Fishing / Shellfishing - Selective Fishing
Date Published: January 12, 2005
Number of Pages: 34
Author(s): Steven L. Thiesfeld and Angelika Hagen-Breaux
During the summer of 2003, a pilot recreational Chinook salmon ("Chinook") fishery that was limited to retention of marked (adipose clipped) hatchery Chinook salmon occurred in Marine Area 5 and the western portion of Marine Area 6. Marine Areas 5 and 6 are located in Washington waters of the Strait of Juan de Fuca. The Chinook Selective Fishery was scheduled to begin on July 5, 2003 and continue for 41 days or until a quota of 3,500 Chinook was kept, whichever occurred first. The fishery started on July 5, 2003 and ran continuously for 30 days through August 3. We estimated total effort, catch per angler trip, number of fish kept, the percentage of marked Chinook salmon (mark rate), and the percentage of fish greater than the 22" minimum size encountered.
We estimated fishing effort at 24,593 angler trips during the Chinook Selective Fishery. Those anglers retained an estimated 3,493 Chinook and released 14,841. In addition, an estimated 5,364 coho and 5,608 pink salmon were kept during this fishery. The majority of the fishing effort (79%) and Chinook kept (72%) occurred in Area 5. In Area 5, the number of Chinook kept per angler trip was 0.13. An estimated 5,195 anglers participated in the Chinook Selective Fishery in Area 6. In Area 6, the number of Chinook kept per angler trip was 0.19. The estimated mark rate for legal-size Chinook (greater than or equal to 22") based on test fishing during the Chinook Selective Fishery was 43% in Area 5 and 45% in Area 6. Angler effort during the Chinook Selective Fishery in 2003 was approximately double the effort compared to the same time and area fished in 2002, when a combination of 'non-selective' and 'release all' regulations applied to Chinook.

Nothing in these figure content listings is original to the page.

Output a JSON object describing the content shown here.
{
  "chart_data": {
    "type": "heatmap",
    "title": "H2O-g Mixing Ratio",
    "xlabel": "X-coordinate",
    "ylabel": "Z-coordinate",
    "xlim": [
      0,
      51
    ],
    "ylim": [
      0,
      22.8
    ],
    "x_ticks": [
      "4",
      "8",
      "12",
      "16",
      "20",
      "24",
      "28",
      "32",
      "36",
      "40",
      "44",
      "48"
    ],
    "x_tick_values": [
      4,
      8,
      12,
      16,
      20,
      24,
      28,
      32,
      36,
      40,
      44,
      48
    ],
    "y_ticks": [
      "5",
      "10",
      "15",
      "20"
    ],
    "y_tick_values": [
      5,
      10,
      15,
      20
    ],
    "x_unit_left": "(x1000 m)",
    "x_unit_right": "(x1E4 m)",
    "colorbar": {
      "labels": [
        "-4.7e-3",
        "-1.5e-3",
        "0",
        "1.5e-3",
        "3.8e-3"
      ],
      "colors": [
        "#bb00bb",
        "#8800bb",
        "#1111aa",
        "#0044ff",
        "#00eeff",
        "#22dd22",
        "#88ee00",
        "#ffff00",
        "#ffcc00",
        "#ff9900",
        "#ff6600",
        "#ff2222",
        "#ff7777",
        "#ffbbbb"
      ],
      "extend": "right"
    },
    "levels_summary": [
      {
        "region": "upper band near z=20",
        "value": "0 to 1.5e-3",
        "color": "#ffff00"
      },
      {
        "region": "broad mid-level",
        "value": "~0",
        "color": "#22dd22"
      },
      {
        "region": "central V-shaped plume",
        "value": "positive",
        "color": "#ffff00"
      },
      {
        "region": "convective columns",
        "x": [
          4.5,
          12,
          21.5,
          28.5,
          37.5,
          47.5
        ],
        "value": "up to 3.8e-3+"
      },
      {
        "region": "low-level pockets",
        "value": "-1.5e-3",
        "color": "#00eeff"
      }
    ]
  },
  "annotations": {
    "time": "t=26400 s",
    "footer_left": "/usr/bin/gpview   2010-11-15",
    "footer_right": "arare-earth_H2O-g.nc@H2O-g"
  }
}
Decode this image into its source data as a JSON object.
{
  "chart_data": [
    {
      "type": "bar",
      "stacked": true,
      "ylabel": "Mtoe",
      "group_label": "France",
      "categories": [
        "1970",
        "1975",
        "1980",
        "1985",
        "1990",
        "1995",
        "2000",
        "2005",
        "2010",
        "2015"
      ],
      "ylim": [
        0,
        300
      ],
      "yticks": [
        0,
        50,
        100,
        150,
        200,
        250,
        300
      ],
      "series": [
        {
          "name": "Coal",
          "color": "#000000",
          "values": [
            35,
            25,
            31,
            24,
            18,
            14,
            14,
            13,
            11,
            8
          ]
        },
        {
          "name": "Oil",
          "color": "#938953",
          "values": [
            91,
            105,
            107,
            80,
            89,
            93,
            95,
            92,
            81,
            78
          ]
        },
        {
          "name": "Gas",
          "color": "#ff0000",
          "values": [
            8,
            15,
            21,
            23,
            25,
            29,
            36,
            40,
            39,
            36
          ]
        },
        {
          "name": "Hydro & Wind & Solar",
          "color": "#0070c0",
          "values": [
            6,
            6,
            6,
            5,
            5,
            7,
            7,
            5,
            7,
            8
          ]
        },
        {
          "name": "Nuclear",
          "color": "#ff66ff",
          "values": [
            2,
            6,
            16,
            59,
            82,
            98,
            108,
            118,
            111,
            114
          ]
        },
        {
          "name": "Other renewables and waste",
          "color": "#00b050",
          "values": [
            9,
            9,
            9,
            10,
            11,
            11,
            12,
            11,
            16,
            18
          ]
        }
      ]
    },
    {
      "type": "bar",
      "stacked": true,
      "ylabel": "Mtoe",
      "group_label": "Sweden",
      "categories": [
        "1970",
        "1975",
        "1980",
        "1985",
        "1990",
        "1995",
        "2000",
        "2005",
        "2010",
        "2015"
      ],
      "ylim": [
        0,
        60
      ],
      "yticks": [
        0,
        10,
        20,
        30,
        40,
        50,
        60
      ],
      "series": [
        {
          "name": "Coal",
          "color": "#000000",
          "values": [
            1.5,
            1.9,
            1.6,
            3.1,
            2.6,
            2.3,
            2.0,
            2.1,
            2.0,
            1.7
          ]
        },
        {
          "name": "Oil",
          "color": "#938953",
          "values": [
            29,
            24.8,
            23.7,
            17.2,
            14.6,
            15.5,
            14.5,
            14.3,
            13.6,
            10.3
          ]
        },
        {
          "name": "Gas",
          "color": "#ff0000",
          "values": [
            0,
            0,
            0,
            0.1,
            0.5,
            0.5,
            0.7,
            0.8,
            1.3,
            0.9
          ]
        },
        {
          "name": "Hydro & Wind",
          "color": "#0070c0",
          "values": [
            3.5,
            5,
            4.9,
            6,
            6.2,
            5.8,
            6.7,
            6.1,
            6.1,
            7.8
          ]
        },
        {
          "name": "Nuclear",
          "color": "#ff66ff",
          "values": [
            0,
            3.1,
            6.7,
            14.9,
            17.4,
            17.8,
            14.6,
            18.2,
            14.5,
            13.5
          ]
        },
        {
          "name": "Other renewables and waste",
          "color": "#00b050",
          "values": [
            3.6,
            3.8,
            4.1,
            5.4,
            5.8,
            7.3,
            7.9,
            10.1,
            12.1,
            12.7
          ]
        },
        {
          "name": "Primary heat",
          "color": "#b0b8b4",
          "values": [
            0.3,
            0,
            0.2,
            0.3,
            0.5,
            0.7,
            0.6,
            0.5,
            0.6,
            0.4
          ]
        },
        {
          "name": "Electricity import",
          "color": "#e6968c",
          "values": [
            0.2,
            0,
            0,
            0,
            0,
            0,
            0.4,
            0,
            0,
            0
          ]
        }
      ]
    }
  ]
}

Since the Chinook Selective Fishery in Areas 5 and 6 was a pilot fishery and included a new regulation requiring anglers to release salmon without bringing the fish on board their vessel, we initiated a program to educate anglers about proper methods of releasing fish and fish identification. Anglers were offered a "dehooker" and a pamphlet describing selective fisheries, how to identify salmon species and how to use the dehooker. Anglers were also asked to avoid netting fish they were going to release if possible. Compliance with existing regulations, and the new regulation prohibiting bringing salmon on board a vessel if they were going to be released, was good. Officers contacted 846 anglers during the selective fishery, issuing seven warnings and three citations for retaining wild Chinook salmon, and no citations and two warnings for bringing fish to be released on board a vessel.
2003 Chinook Selective Fishery, marine areas 5 and 6. January 12, 2005. Steven L. Thiesfeld and Angelika Hagen-Breaux. 2005. Washington Department of Fish and Wildlife. Olympia, Washington.